Background: P-glycoprotein, the product of the MDR1 gene, is a transmembrane active efflux pump for a variety of environmental toxins and xenobiotics. Epidemiological studies have evaluated the association between MDR1 C3435T polymorphism and cancer susceptibility. However, published data are still inconclusive.
Methods: To derive a more precise assessment of this relevance, we performed a meta-analysis, up to September 2010, of 5,196 cases with different cancer types and 6,827 controls from 34 published case-control studies. Summary odds ratios (ORs) and corresponding 95% confidence intervals (CIs) for MDR1 C3435T polymorphism and cancer were estimated using fixed- and random-effects models when appropriate.

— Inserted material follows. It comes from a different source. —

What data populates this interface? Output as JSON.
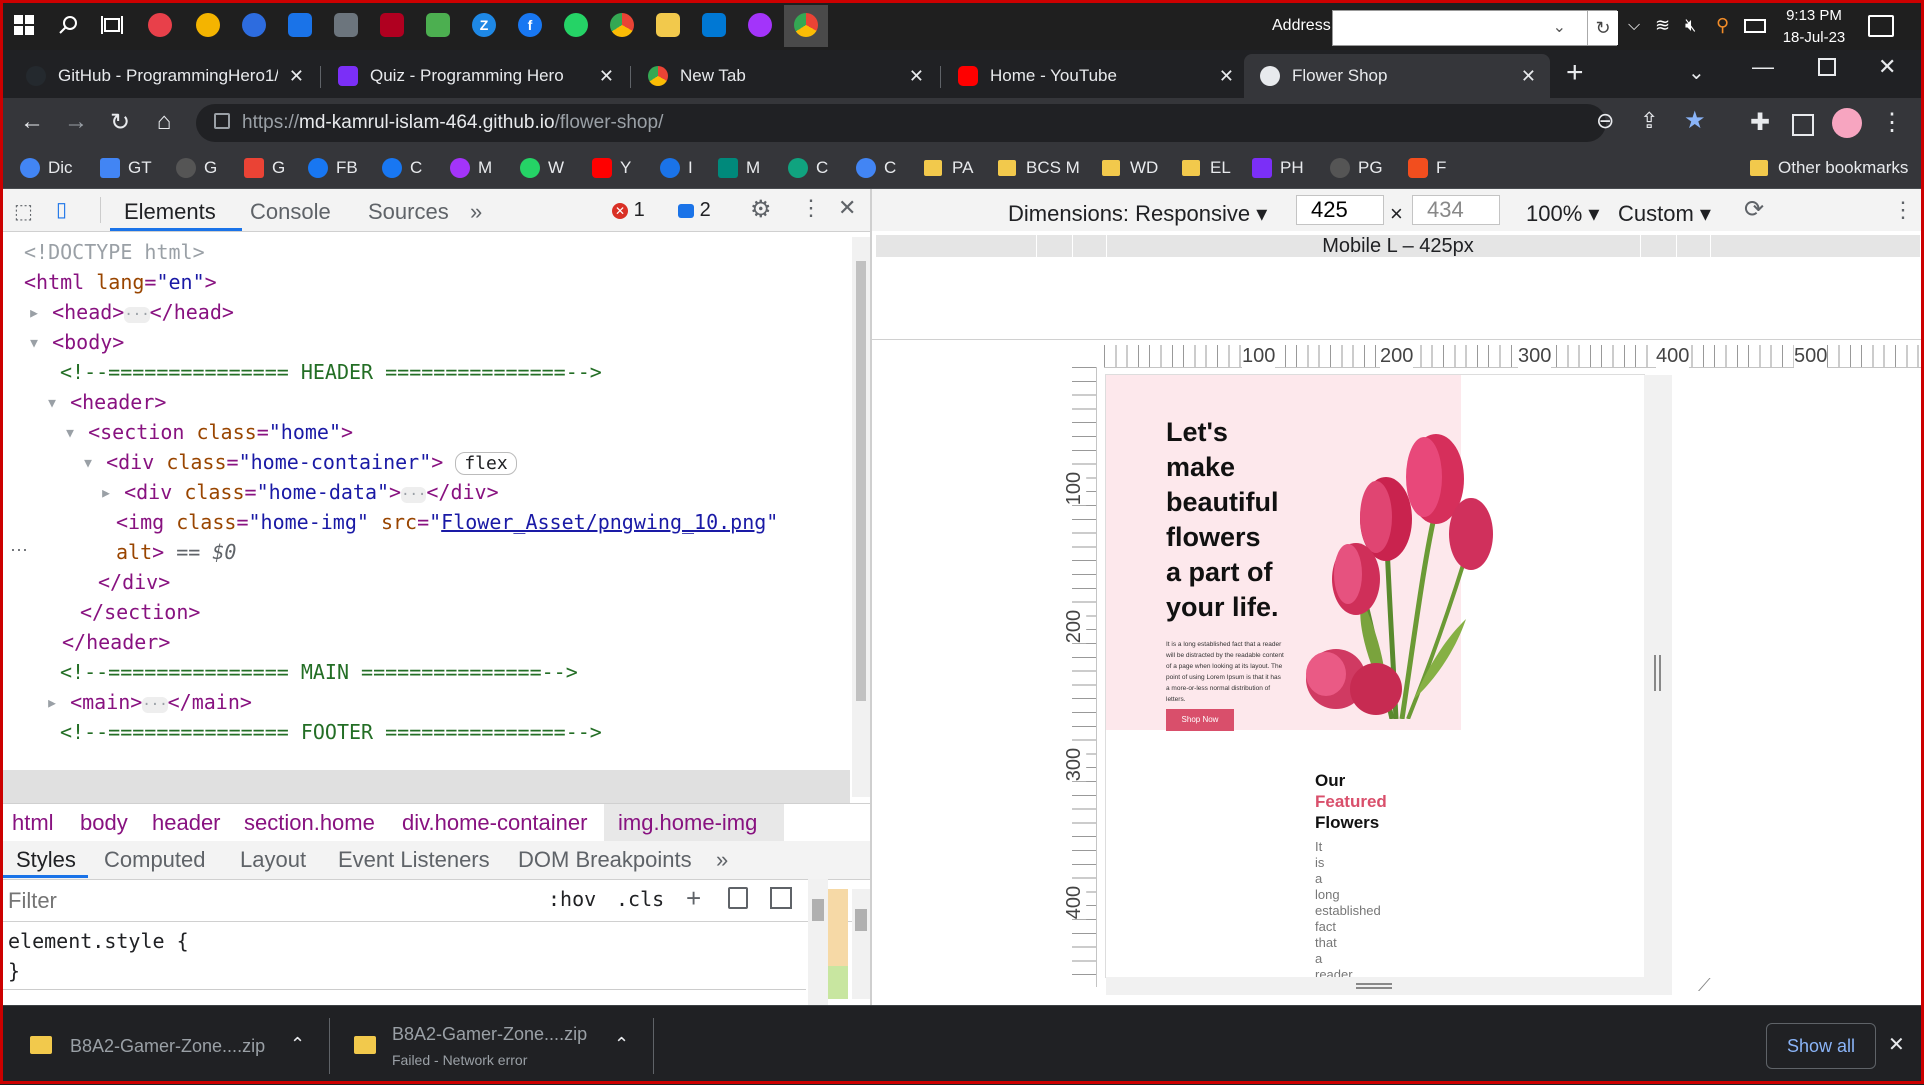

Results: The overall results suggested that the variant was associated with a moderately increased cancer risk in all comparison models tested (OR = 1.26, 95% CI: 1.06-1.50 for TT vs. CC; OR = 1.19, 95% CI: 1.04-1.37 for CT vs. CC; OR = 1.15, 95% CI: 1.01-1.32 for recessive model; OR = 1.21, 95% CI: 1.06-1.38 for domain model, and OR = 1.14, 95% CI: 1.04-1.26 for allele contrast). In the subgroup analysis by cancer types, significant associations were found in breast cancer (OR = 1.66, 95% CI: 1.24-2.21 for TT vs. CC; OR = 1.44, 95% CI: 1.14-1.82 for recessive model; OR = 1.41, 95% CI: 1.10-1.81 for domain model; and OR = 1.31, 95% CI: 1.13-1.52 for allele contrast) and renal cancer (OR = 1.99, 95% CI: 1.37-2.90 for TT vs. CC; OR = 1.74, 95% CI: 1.25-2.42 for domain model; OR = 1.43, 95% CI: 1.09-1.88 for recessive model; and OR = 1.40, 95% CI: 1.17-1.68 for allele contrast). However, no significant associations were found in colorectal cancer, gastric cancer, and acute lymphoblastic leukemia for all genetic models. In the ethnicity subgroup analysis, a significant association with cancer among Caucasians was found under the dominant model, homozygote comparison, CT versus CC comparison, and allele comparison.
Conclusions: In summary, this meta-analysis suggests that the MDR1 C3435T polymorphism is associated with cancer susceptibility, increasing the risk of breast and renal cancer.